How Carefully Do I Need To Filter Form Data Being Sent To An Email Address?

[HartleySan]

I have a form whose data is sent to an email address via the PHP mail() function. Obviously, when data is going into a database, the data needs to be carefully filtered using regexes, mysqli_real_escape_string, etc., but for data being sent to an email address, none of that seems essential.

 

If anything, a decent spam filter that stops bots seems sufficient. And to that end, does anyone have any good advice on how to handle potential bots, etc.?

 

Anyway, my main question is this: To what level should I be filtering form data being sent to an email address?

 

Thank you.

[Jonathon]

I would think that as long as you stop the potential to abuse bcc,cc ect you should be fine. Basically the scrubber in Larry's book. It would be hard to do anything else regarding the actual input in my opinion.

[HartleySan]

He has an email scrubber function in the PHP 6 & MySQL 5 book? I didn't even know.
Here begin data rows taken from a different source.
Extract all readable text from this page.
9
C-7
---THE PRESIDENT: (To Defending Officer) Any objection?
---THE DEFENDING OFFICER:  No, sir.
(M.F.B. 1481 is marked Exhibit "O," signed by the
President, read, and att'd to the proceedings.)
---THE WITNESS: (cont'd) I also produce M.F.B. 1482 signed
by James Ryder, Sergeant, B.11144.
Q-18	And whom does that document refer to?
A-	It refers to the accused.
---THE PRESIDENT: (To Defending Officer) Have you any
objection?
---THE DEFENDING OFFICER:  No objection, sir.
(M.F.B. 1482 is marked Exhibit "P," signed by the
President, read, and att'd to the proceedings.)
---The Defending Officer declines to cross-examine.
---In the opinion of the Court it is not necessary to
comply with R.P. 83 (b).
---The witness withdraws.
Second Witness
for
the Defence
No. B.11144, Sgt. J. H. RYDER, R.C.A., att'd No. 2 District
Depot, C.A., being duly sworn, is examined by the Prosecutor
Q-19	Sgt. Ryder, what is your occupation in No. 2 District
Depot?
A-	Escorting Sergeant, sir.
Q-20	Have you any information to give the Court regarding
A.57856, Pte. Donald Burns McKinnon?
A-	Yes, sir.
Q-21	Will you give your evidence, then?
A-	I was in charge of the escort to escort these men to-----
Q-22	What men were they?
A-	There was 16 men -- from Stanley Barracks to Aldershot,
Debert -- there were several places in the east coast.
Thanks.

[Jonathon]

Yeah, I use it all the time.

[Lou]

Can't you just put a regular expression in a variable and check each input for that?

 

$naughty = '/Content-Type:|Bcc:|Cc:/i';
//when checking user input
if (preg_match($naughty, $user_input)){
error['input_name'] = 'Naughty...';
} else {
$input = true;
}

[HartleySan]

Certainly, a regex would work here. Good call, Lou. And I just looked at Larry's scrubber function last night, and it's essentially what you suggested, Lou, in non-regex form.